Publié le 23 août 2026 · 8 min de lecture

À chaque lancement de campagne, la même question revient : faut-il empêcher cette landing page d’apparaître dans les résultats de recherche ? Elle est rarement tranchée sur le fond, parce qu’elle mélange deux sujets distincts. Le premier est stratégique : cette page a-t-elle une valeur en dehors de la campagne qui la finance ? Le second est technique : par quel mécanisme exprime-t-on la décision ? Une balise noindex, une règle Disallow dans robots.txt, une balise canonical et une suppression avec redirection donnent quatre résultats différents — et l’erreur la plus répandue du domaine consiste à en utiliser une en croyant obtenir l’effet d’une autre.

noindex et robots.txt ne règlent pas le même problème

La directive noindex — balise <meta name="robots" content="noindex"> dans le <head> ou en-tête HTTP X-Robots-Tag — s’adresse à l’étape d’indexation. Le robot explore la page, télécharge son HTML, lit la directive et en déduit qu’il ne doit pas faire figurer cette URL dans les résultats. Point important : l’exploration a bien lieu. La page est visitée, son contenu est lu, ses liens sortants sont vus. C’est ce qui rend noindex utilisable sans casser le reste.
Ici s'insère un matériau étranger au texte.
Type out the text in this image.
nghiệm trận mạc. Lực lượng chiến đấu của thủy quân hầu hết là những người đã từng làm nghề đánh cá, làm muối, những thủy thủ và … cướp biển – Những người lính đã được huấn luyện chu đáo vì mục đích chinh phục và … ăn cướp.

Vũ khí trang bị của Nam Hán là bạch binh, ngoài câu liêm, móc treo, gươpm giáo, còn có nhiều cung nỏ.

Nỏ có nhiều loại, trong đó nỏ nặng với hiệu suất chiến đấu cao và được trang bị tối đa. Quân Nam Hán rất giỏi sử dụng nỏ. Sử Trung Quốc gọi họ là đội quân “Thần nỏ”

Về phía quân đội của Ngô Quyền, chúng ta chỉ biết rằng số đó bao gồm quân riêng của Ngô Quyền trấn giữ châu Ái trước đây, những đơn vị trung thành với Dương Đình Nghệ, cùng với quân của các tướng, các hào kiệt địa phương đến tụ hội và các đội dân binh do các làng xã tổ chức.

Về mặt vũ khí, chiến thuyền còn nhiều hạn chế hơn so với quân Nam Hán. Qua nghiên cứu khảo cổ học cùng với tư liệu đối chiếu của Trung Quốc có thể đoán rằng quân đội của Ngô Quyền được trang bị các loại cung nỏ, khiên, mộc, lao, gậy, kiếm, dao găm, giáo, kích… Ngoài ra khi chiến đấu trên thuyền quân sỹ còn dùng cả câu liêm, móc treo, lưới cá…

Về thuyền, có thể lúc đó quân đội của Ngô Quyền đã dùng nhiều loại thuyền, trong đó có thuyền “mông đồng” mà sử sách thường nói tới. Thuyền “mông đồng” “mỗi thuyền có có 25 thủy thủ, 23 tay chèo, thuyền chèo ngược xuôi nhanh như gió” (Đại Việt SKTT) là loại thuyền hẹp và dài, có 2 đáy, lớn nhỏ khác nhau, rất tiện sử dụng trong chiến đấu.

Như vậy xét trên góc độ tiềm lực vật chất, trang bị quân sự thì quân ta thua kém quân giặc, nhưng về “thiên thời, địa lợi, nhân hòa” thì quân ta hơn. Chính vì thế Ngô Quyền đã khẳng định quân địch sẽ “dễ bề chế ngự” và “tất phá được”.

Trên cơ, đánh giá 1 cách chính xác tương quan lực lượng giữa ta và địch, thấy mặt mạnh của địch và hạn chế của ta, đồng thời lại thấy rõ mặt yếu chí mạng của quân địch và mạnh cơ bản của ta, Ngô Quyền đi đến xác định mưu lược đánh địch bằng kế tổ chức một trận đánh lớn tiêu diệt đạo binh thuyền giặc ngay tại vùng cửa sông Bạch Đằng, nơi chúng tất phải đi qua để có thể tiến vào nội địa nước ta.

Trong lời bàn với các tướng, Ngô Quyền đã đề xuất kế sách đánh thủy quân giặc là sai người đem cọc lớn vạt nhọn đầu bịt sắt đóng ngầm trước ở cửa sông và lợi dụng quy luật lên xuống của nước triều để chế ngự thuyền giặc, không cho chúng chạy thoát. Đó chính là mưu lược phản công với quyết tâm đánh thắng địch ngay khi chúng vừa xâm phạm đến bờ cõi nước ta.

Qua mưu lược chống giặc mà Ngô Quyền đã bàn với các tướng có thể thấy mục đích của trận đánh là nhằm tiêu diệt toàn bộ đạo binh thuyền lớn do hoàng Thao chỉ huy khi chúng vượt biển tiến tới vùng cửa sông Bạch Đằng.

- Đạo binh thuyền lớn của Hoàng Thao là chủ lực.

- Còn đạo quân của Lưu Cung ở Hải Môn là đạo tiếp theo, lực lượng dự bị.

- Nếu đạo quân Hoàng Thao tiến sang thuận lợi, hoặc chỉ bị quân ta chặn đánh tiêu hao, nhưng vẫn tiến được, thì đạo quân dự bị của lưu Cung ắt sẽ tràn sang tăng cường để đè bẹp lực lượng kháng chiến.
Une règle Disallow dans robots.txt s’adresse à l’étape précédente, l’exploration : elle demande au robot de ne pas aller chercher l’URL du tout. La conséquence, la plupart des équipes la découvrent trop tard — si la page n’est jamais téléchargée, la balise noindex qu’elle contient n’est jamais lue. Bloquer une page dans robots.txt pour la désindexer est donc contre-productif : c’est le meilleur moyen de la garder dans l’index, éventuellement sous une forme dégradée, puisque le moteur connaît l’URL grâce aux liens qui pointent vers elle mais n’a pas le droit d’aller lire la consigne qui lui demanderait de l’ignorer. La règle tient en une phrase : pour désindexer, laisser explorer et poser un noindex. Disallow sert à économiser de l’exploration, pas à retirer une page des résultats.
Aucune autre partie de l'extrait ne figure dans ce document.